Our survey shows that income is a big factor in Americans' ability to save. Some 29 percent of those earning less than $50,000 say they aren't able to save any of their salary, compared to only 5 percent of those earning $50,000 or more. Nearly all those earning $50,000 or more are able to save at least part of their salary (92 percent).
But Robert Manning, professor at the Rochester Institute of Technology and author of "Credit Card Nation," is skeptical about this finding.
"As people have higher incomes they tend to report better financial situations. What we find is no matter what people make, they find ways to spend it," says Manning, who is also the director of the New Center for Consumer Financial Services. "People are more likely to say that they are saving because they have a higher income, but that's definitely not the case."
Gail Cunningham, senior director of public relations at the National Foundation for Credit Counseling, is also dubious. "My initial reaction to the results of this question was that people are fooling themselves about their level of saving.
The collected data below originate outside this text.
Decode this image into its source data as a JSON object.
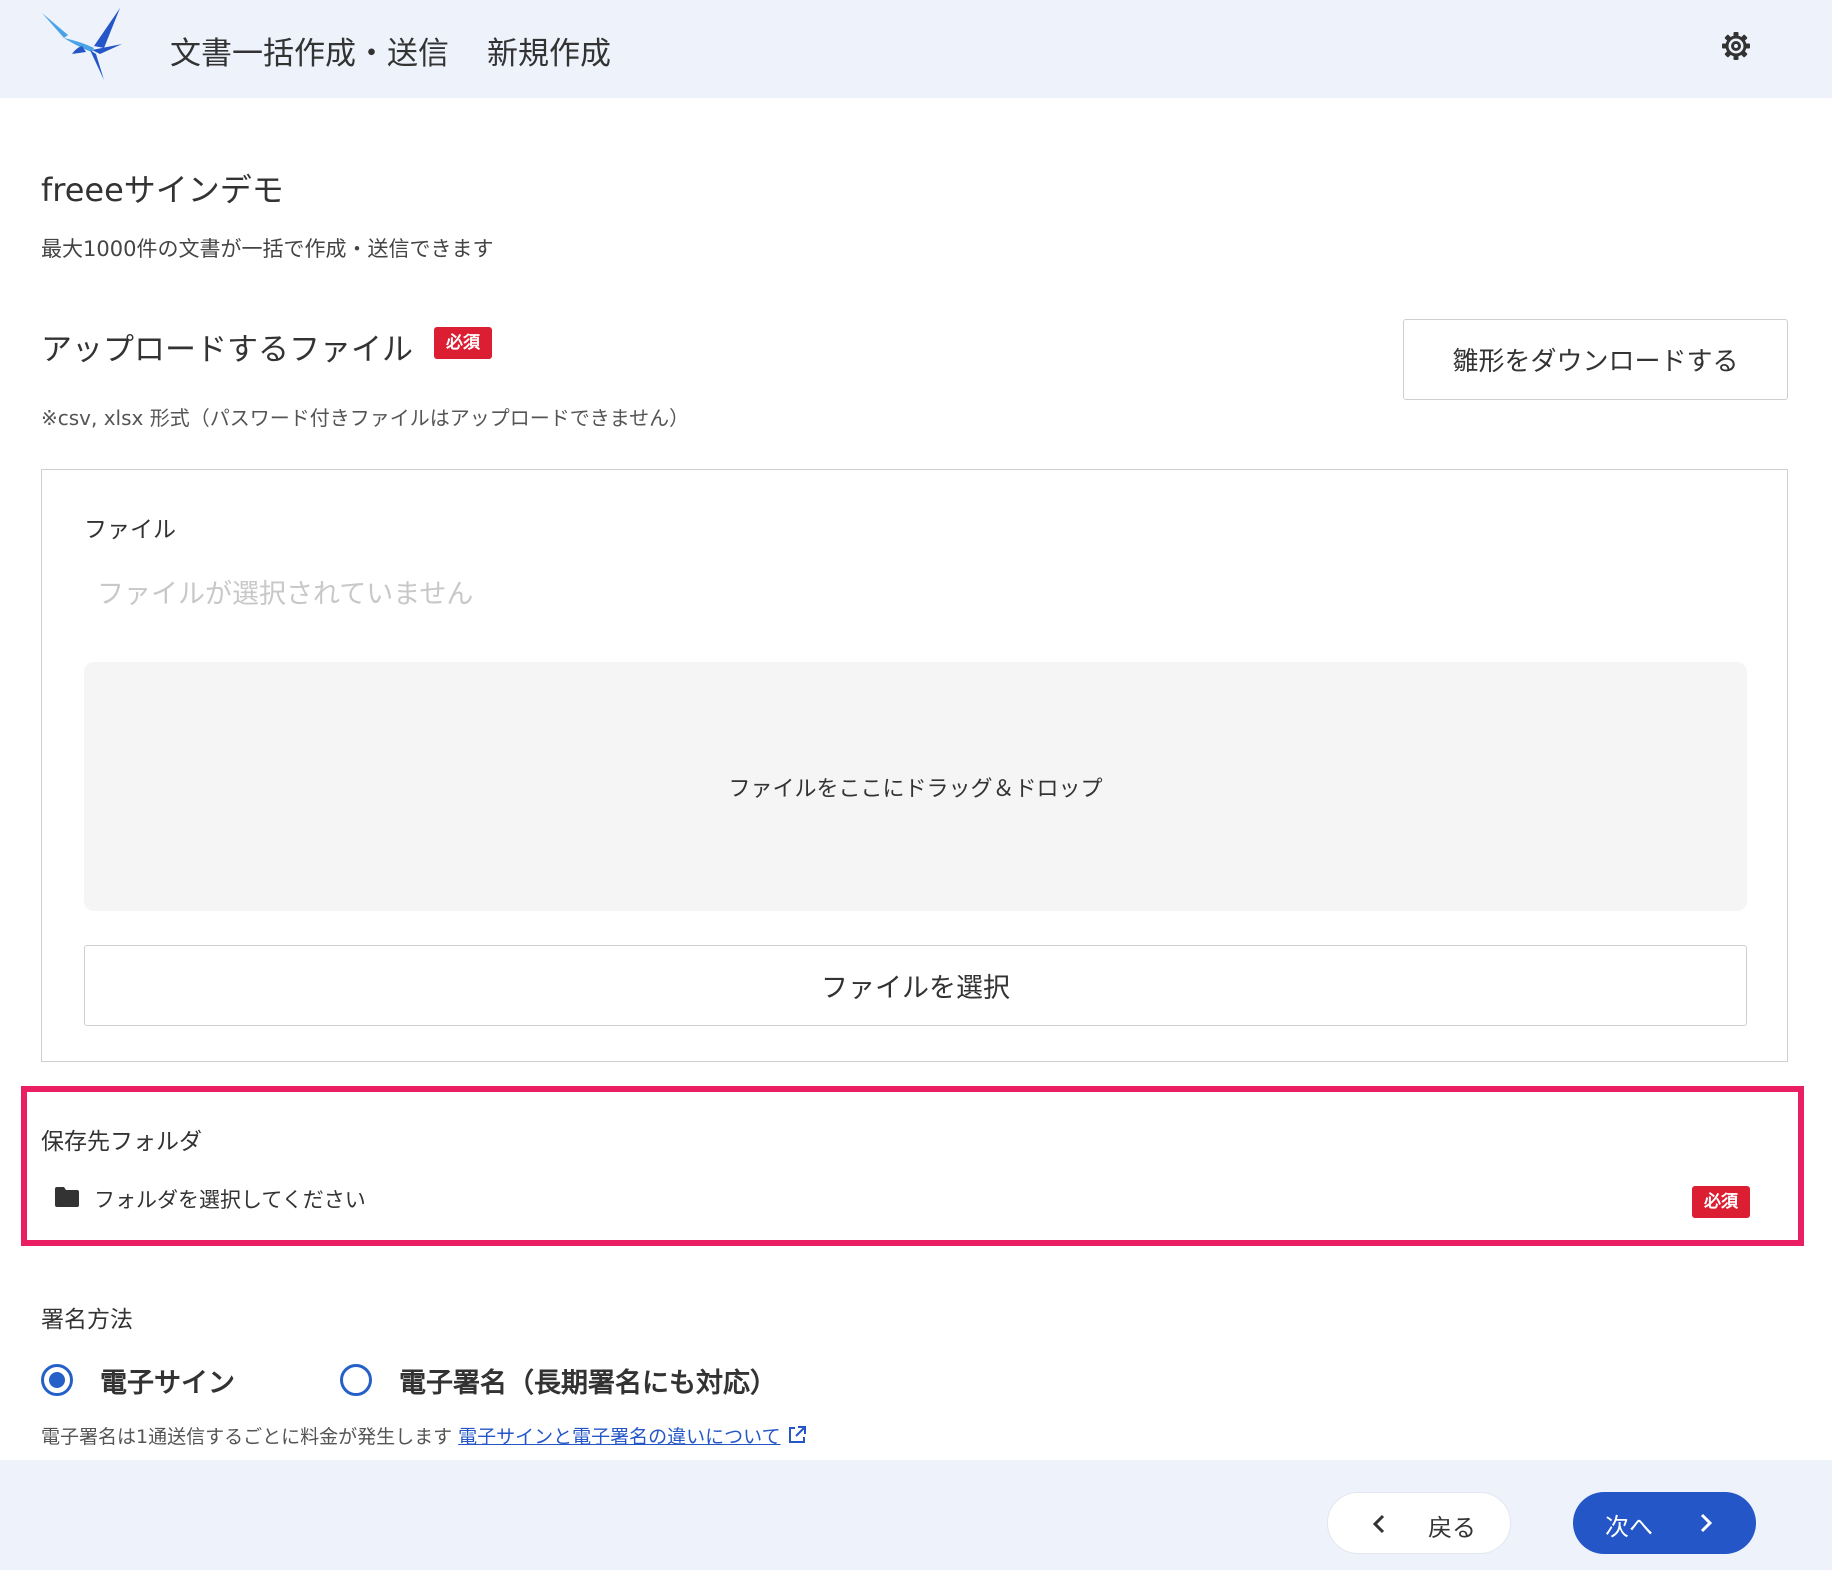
{
  "header": {
    "app_title": "文書一括作成・送信",
    "page_subtitle": "新規作成",
    "settings_icon": "gear-icon"
  },
  "main": {
    "org_name": "freeeサインデモ",
    "intro": "最大1000件の文書が一括で作成・送信できます",
    "upload": {
      "heading": "アップロードするファイル",
      "required_badge": "必須",
      "format_note": "※csv, xlsx 形式（パスワード付きファイルはアップロードできません）",
      "template_download_label": "雛形をダウンロードする",
      "file_label": "ファイル",
      "no_file_placeholder": "ファイルが選択されていません",
      "dropzone_text": "ファイルをここにドラッグ＆ドロップ",
      "select_file_label": "ファイルを選択"
    },
    "folder": {
      "label": "保存先フォルダ",
      "placeholder": "フォルダを選択してください",
      "required_badge": "必須"
    },
    "signature": {
      "label": "署名方法",
      "options": [
        {
          "label": "電子サイン",
          "selected": true
        },
        {
          "label": "電子署名（長期署名にも対応）",
          "selected": false
        }
      ],
      "note": "電子署名は1通送信するごとに料金が発生します ",
      "link_text": "電子サインと電子署名の違いについて"
    }
  },
  "footer": {
    "back_label": "戻る",
    "next_label": "次へ"
  },
  "colors": {
    "accent": "#2456c8",
    "required_badge": "#dc1e32",
    "highlight": "#ea1e63",
    "header_bg": "#edf2fb"
  }
}
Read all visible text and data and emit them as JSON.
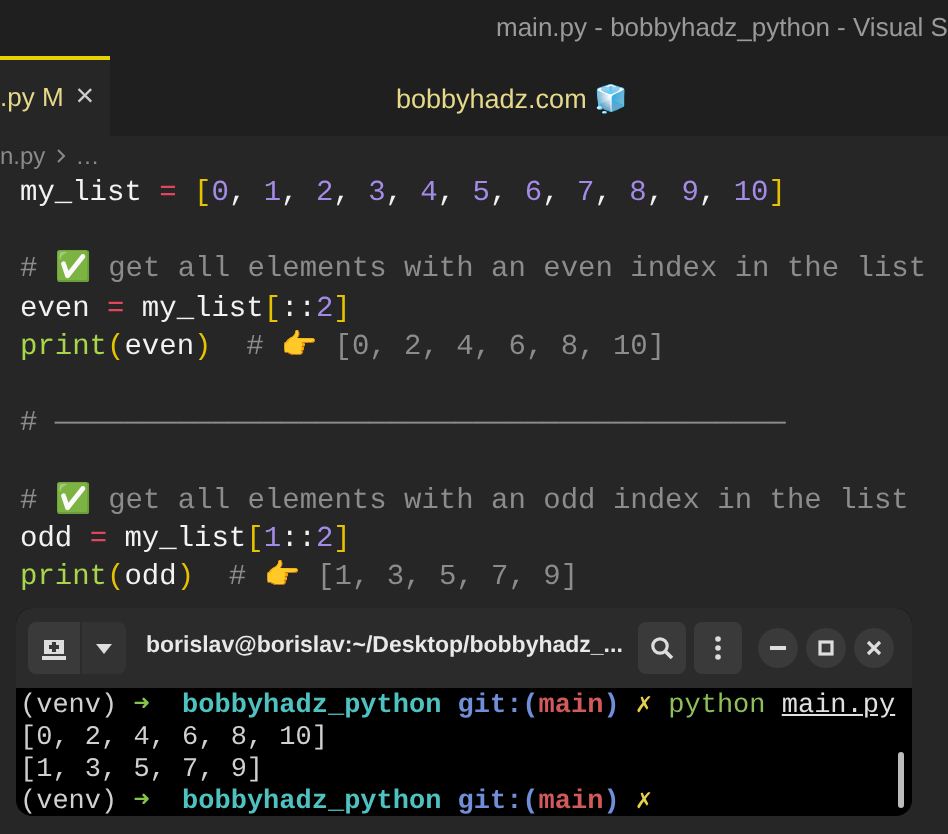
{
  "window": {
    "title": "main.py - bobbyhadz_python - Visual S"
  },
  "tabs": [
    {
      "label": ".py",
      "badge": "M",
      "close": "×",
      "selected": true
    }
  ],
  "banner": {
    "text": "bobbyhadz.com 🧊"
  },
  "breadcrumb": [
    "n.py",
    "…"
  ],
  "code_blocks": [
    [
      [
        {
          "kind": "plain",
          "text": "my_list "
        },
        {
          "kind": "op",
          "text": "= "
        },
        {
          "kind": "bracket",
          "text": "["
        },
        {
          "kind": "num",
          "text": "0"
        },
        {
          "kind": "plain",
          "text": ", "
        },
        {
          "kind": "num",
          "text": "1"
        },
        {
          "kind": "plain",
          "text": ", "
        },
        {
          "kind": "num",
          "text": "2"
        },
        {
          "kind": "plain",
          "text": ", "
        },
        {
          "kind": "num",
          "text": "3"
        },
        {
          "kind": "plain",
          "text": ", "
        },
        {
          "kind": "num",
          "text": "4"
        },
        {
          "kind": "plain",
          "text": ", "
        },
        {
          "kind": "num",
          "text": "5"
        },
        {
          "kind": "plain",
          "text": ", "
        },
        {
          "kind": "num",
          "text": "6"
        },
        {
          "kind": "plain",
          "text": ", "
        },
        {
          "kind": "num",
          "text": "7"
        },
        {
          "kind": "plain",
          "text": ", "
        },
        {
          "kind": "num",
          "text": "8"
        },
        {
          "kind": "plain",
          "text": ", "
        },
        {
          "kind": "num",
          "text": "9"
        },
        {
          "kind": "plain",
          "text": ", "
        },
        {
          "kind": "num",
          "text": "10"
        },
        {
          "kind": "bracket",
          "text": "]"
        }
      ]
    ],
    [
      [
        {
          "kind": "comment",
          "text": "# ✅ get all elements with an even index in the list"
        }
      ],
      [
        {
          "kind": "plain",
          "text": "even "
        },
        {
          "kind": "op",
          "text": "="
        },
        {
          "kind": "plain",
          "text": " my_list"
        },
        {
          "kind": "bracket",
          "text": "["
        },
        {
          "kind": "plain",
          "text": "::"
        },
        {
          "kind": "num",
          "text": "2"
        },
        {
          "kind": "bracket",
          "text": "]"
        }
      ],
      [
        {
          "kind": "func",
          "text": "print"
        },
        {
          "kind": "bracket",
          "text": "("
        },
        {
          "kind": "plain",
          "text": "even"
        },
        {
          "kind": "bracket",
          "text": ")"
        },
        {
          "kind": "comment",
          "text": "  # 👉 [0, 2, 4, 6, 8, 10]"
        }
      ]
    ],
    [
      [
        {
          "kind": "comment",
          "text": "# ——————————————————————————————————————————"
        }
      ]
    ],
    [
      [
        {
          "kind": "comment",
          "text": "# ✅ get all elements with an odd index in the list"
        }
      ],
      [
        {
          "kind": "plain",
          "text": "odd "
        },
        {
          "kind": "op",
          "text": "="
        },
        {
          "kind": "plain",
          "text": " my_list"
        },
        {
          "kind": "bracket",
          "text": "["
        },
        {
          "kind": "num",
          "text": "1"
        },
        {
          "kind": "plain",
          "text": "::"
        },
        {
          "kind": "num",
          "text": "2"
        },
        {
          "kind": "bracket",
          "text": "]"
        }
      ],
      [
        {
          "kind": "func",
          "text": "print"
        },
        {
          "kind": "bracket",
          "text": "("
        },
        {
          "kind": "plain",
          "text": "odd"
        },
        {
          "kind": "bracket",
          "text": ")"
        },
        {
          "kind": "comment",
          "text": "  # 👉 [1, 3, 5, 7, 9]"
        }
      ]
    ]
  ],
  "terminal": {
    "title": "borislav@borislav:~/Desktop/bobbyhadz_...",
    "lines": [
      [
        {
          "kind": "venv",
          "text": "(venv) "
        },
        {
          "kind": "arrow",
          "text": "➜ "
        },
        {
          "kind": "dir",
          "text": " bobbyhadz_python "
        },
        {
          "kind": "git",
          "text": "git:("
        },
        {
          "kind": "branch",
          "text": "main"
        },
        {
          "kind": "git",
          "text": ")"
        },
        {
          "kind": "dirty",
          "text": " ✗ "
        },
        {
          "kind": "cmd",
          "text": "python "
        },
        {
          "kind": "arg",
          "text": "main.py"
        }
      ],
      [
        {
          "kind": "venv",
          "text": "[0, 2, 4, 6, 8, 10]"
        }
      ],
      [
        {
          "kind": "venv",
          "text": "[1, 3, 5, 7, 9]"
        }
      ],
      [
        {
          "kind": "venv",
          "text": "(venv) "
        },
        {
          "kind": "arrow",
          "text": "➜ "
        },
        {
          "kind": "dir",
          "text": " bobbyhadz_python "
        },
        {
          "kind": "git",
          "text": "git:("
        },
        {
          "kind": "branch",
          "text": "main"
        },
        {
          "kind": "git",
          "text": ")"
        },
        {
          "kind": "dirty",
          "text": " ✗"
        }
      ]
    ]
  }
}
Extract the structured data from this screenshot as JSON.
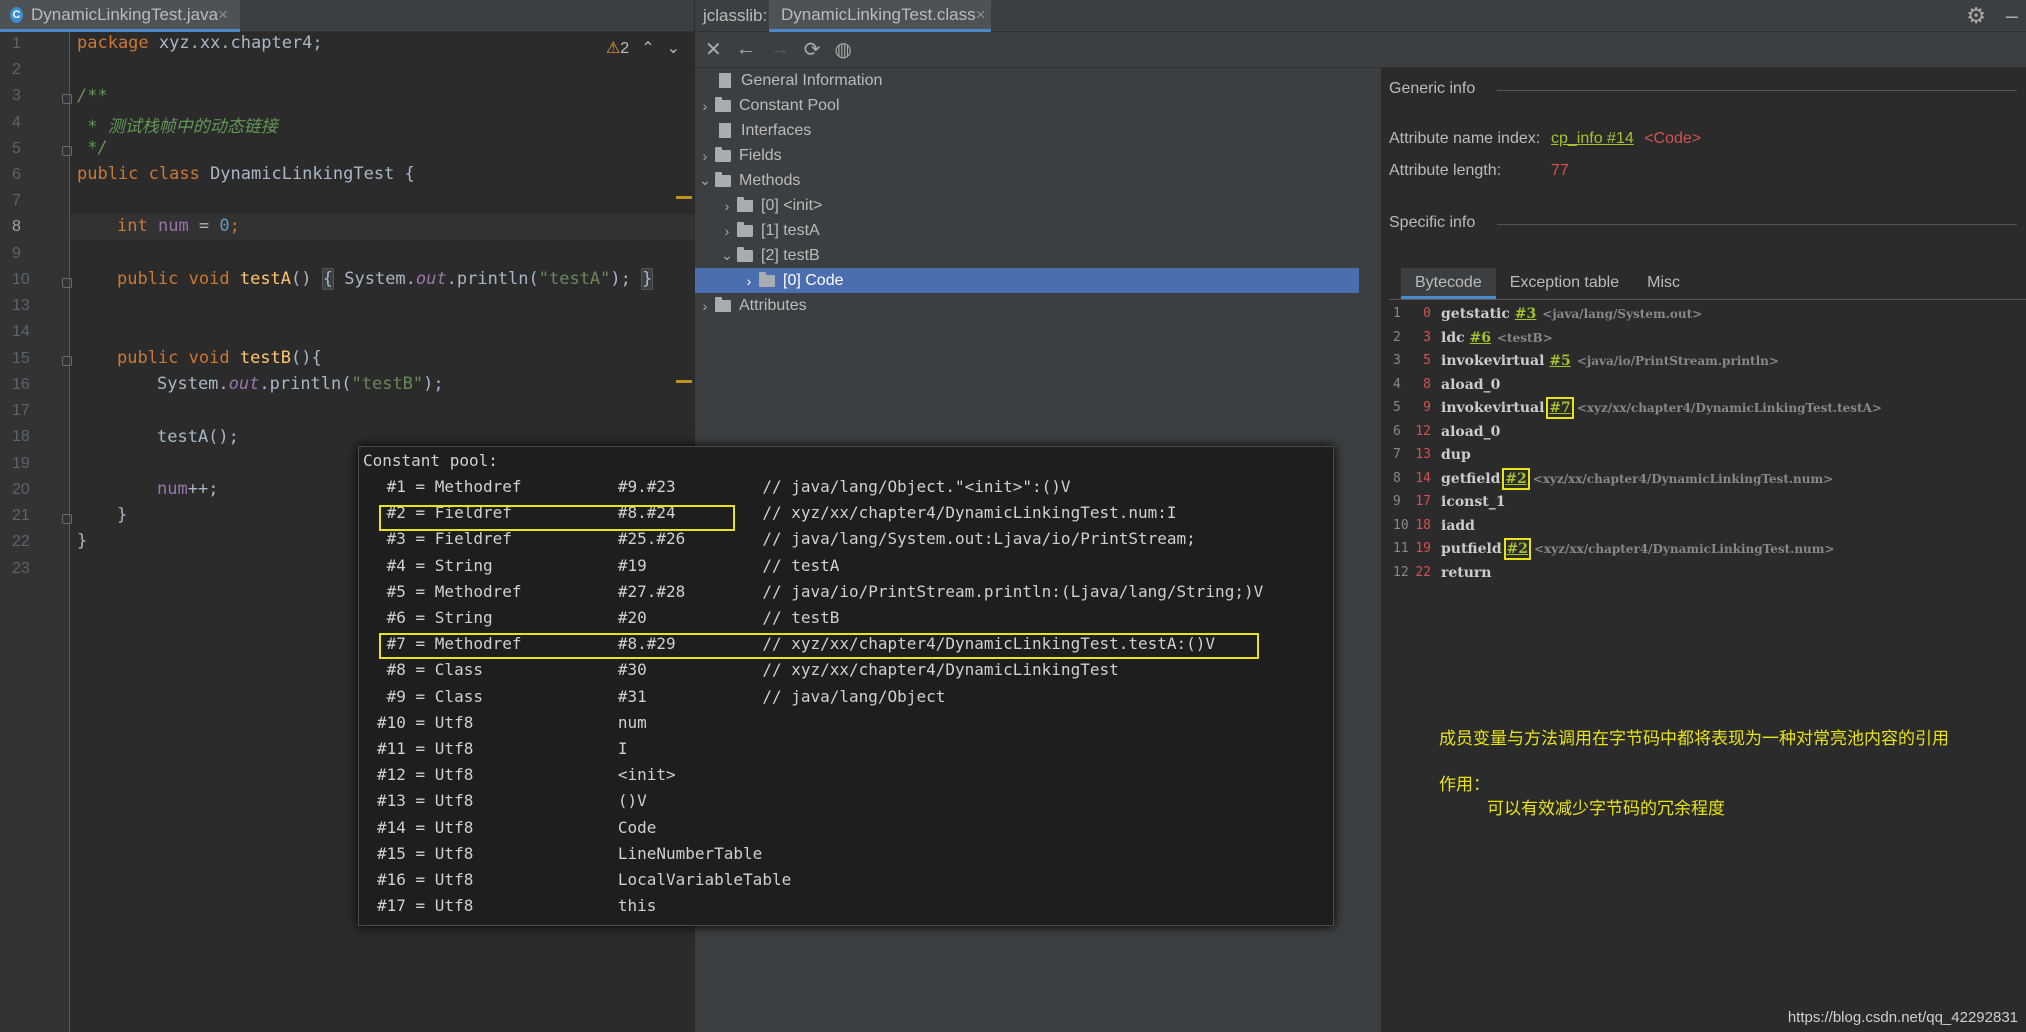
{
  "editor": {
    "tab_label": "DynamicLinkingTest.java",
    "tab_close": "×",
    "file_icon": "C",
    "warning_count": "2",
    "line_numbers": [
      "1",
      "2",
      "3",
      "4",
      "5",
      "6",
      "7",
      "8",
      "9",
      "10",
      "13",
      "14",
      "15",
      "16",
      "17",
      "18",
      "19",
      "20",
      "21",
      "22",
      "23"
    ],
    "current_line": "8",
    "code": {
      "l1_kw": "package",
      "l1_pkg": " xyz.xx.chapter4;",
      "l3": "/**",
      "l4": " * 测试栈帧中的动态链接",
      "l5": " */",
      "l6_kw": "public class",
      "l6_name": " DynamicLinkingTest",
      "l6_brace": " {",
      "l8_kw": "int",
      "l8_var": "num",
      "l8_eq": " = ",
      "l8_val": "0",
      "l8_semi": ";",
      "l10_kw": "public void",
      "l10_fn": "testA",
      "l10_paren": "()",
      "l10_b1": "{",
      "l10_sys": " System.",
      "l10_out": "out",
      "l10_pl": ".println(",
      "l10_str": "\"testA\"",
      "l10_end": "); ",
      "l10_b2": "}",
      "l15_kw": "public void",
      "l15_fn": " testB",
      "l15_rest": "(){",
      "l16_sys": "System.",
      "l16_out": "out",
      "l16_pl": ".println(",
      "l16_str": "\"testB\"",
      "l16_end": ");",
      "l18": "testA();",
      "l20_var": "num",
      "l20_rest": "++;",
      "l21": "}",
      "l22": "}"
    }
  },
  "jclasslib": {
    "label": "jclasslib:",
    "tab_label": "DynamicLinkingTest.class",
    "tab_close": "×",
    "tree": [
      {
        "label": "General Information"
      },
      {
        "label": "Constant Pool"
      },
      {
        "label": "Interfaces"
      },
      {
        "label": "Fields"
      },
      {
        "label": "Methods"
      },
      {
        "label": "[0] <init>"
      },
      {
        "label": "[1] testA"
      },
      {
        "label": "[2] testB"
      },
      {
        "label": "[0] Code"
      },
      {
        "label": "Attributes"
      }
    ],
    "generic_info": {
      "heading": "Generic info",
      "name_index_label": "Attribute name index:",
      "name_index_link": "cp_info #14",
      "name_index_value": "<Code>",
      "length_label": "Attribute length:",
      "length_value": "77"
    },
    "specific_info": {
      "heading": "Specific info",
      "tabs": [
        "Bytecode",
        "Exception table",
        "Misc"
      ]
    },
    "bytecode": [
      {
        "line": "1",
        "offset": "0",
        "instr": "getstatic",
        "ref": "#3",
        "comment": "<java/lang/System.out>"
      },
      {
        "line": "2",
        "offset": "3",
        "instr": "ldc",
        "ref": "#6",
        "comment": "<testB>"
      },
      {
        "line": "3",
        "offset": "5",
        "instr": "invokevirtual",
        "ref": "#5",
        "comment": "<java/io/PrintStream.println>"
      },
      {
        "line": "4",
        "offset": "8",
        "instr": "aload_0",
        "ref": "",
        "comment": ""
      },
      {
        "line": "5",
        "offset": "9",
        "instr": "invokevirtual",
        "ref": "#7",
        "comment": "<xyz/xx/chapter4/DynamicLinkingTest.testA>"
      },
      {
        "line": "6",
        "offset": "12",
        "instr": "aload_0",
        "ref": "",
        "comment": ""
      },
      {
        "line": "7",
        "offset": "13",
        "instr": "dup",
        "ref": "",
        "comment": ""
      },
      {
        "line": "8",
        "offset": "14",
        "instr": "getfield",
        "ref": "#2",
        "comment": "<xyz/xx/chapter4/DynamicLinkingTest.num>"
      },
      {
        "line": "9",
        "offset": "17",
        "instr": "iconst_1",
        "ref": "",
        "comment": ""
      },
      {
        "line": "10",
        "offset": "18",
        "instr": "iadd",
        "ref": "",
        "comment": ""
      },
      {
        "line": "11",
        "offset": "19",
        "instr": "putfield",
        "ref": "#2",
        "comment": "<xyz/xx/chapter4/DynamicLinkingTest.num>"
      },
      {
        "line": "12",
        "offset": "22",
        "instr": "return",
        "ref": "",
        "comment": ""
      }
    ],
    "notes": {
      "line1": "成员变量与方法调用在字节码中都将表现为一种对常亮池内容的引用",
      "line2": "作用：",
      "line3": "可以有效减少字节码的冗余程度"
    }
  },
  "constant_pool": {
    "title": "Constant pool:",
    "rows": [
      " #1 = Methodref          #9.#23         // java/lang/Object.\"<init>\":()V",
      " #2 = Fieldref           #8.#24         // xyz/xx/chapter4/DynamicLinkingTest.num:I",
      " #3 = Fieldref           #25.#26        // java/lang/System.out:Ljava/io/PrintStream;",
      " #4 = String             #19            // testA",
      " #5 = Methodref          #27.#28        // java/io/PrintStream.println:(Ljava/lang/String;)V",
      " #6 = String             #20            // testB",
      " #7 = Methodref          #8.#29         // xyz/xx/chapter4/DynamicLinkingTest.testA:()V",
      " #8 = Class              #30            // xyz/xx/chapter4/DynamicLinkingTest",
      " #9 = Class              #31            // java/lang/Object",
      "#10 = Utf8               num",
      "#11 = Utf8               I",
      "#12 = Utf8               <init>",
      "#13 = Utf8               ()V",
      "#14 = Utf8               Code",
      "#15 = Utf8               LineNumberTable",
      "#16 = Utf8               LocalVariableTable",
      "#17 = Utf8               this"
    ]
  },
  "watermark": "https://blog.csdn.net/qq_42292831",
  "colors": {
    "highlight": "#e8e316",
    "selection": "#4b6eaf",
    "link": "#a6c22b"
  }
}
If the national average puts saving in the negative, yet your respondents indicate they are saving, something's amiss, and I suspect it's their perception.
"Many people are well-intentioned, knowing the value of saving, but just can't seem to consistently save any real amount of money. Others actually do make deposits into a savings account only to pull it out when the slightest need arises."
Even if the numbers aren't inflated by optimism, veteran debt expert Gerri Detweiler says they show we have a long way to go.
"Nearly half (47 percent) of consumers are saving either nothing or less than 10 percent of their income. That seems to be a sign of the times," she says.
Savings needs change with time, Cunningham points out. "Even very small amounts wisely invested over time can accumulate into fortunes. But, time is not on your side if you start saving later in life. Therefore, saving 10 percent might be the perfect amount for the young person, but far too low for the middle-aged American staring at retirement.
Further, there are so many legitimate needs for which we should save: retirement, college, down-payment on a house or car, a vacation -- not to mention the rainy day fund. The savvy consumer will examine the needs specific to his family and prepare for them. Once he puts a pencil to it, 10 percent may be enough or it may fall far short, but he needs to understand that making sacrifices in the short-term will pay huge long-range benefits.
"In my 22 years in this business, I've never spoken with anyone who said they'd saved too much," says Cunningham.
We asked hypothetical behavioral questions to see if people believe they are spenders or savers. The majority of Americans perceive themselves as savers:
- 66 percent would skip going on vacation one year rather than put it on a credit card or finance it in some other way.
- 90 percent would keep an older car that runs fine and is paid for, rather than finance a new one.
- 78 percent would save up for major home improvements, rather than take out a loan to do them.
Savings is often more palatable if it can be goal specific, she adds. "In other words, if you know you're saving for a new car, it's easier to save. Even if you deny yourself an occasional vacation, cars are going to need replacing and home repairs are going to have to be made. Therefore, the wise consumer will acknowledge this and begin earmarking money toward those needs."
Interestingly, those earning more than $50,000 are more willing to make sacrifices than their lower-income brethren. For example, those earning $50,000-plus say they are more likely to skip going on vacation (74 percent vs. 62 percent) and drive an older car (95 percent vs. 89 percent) to avoid debt.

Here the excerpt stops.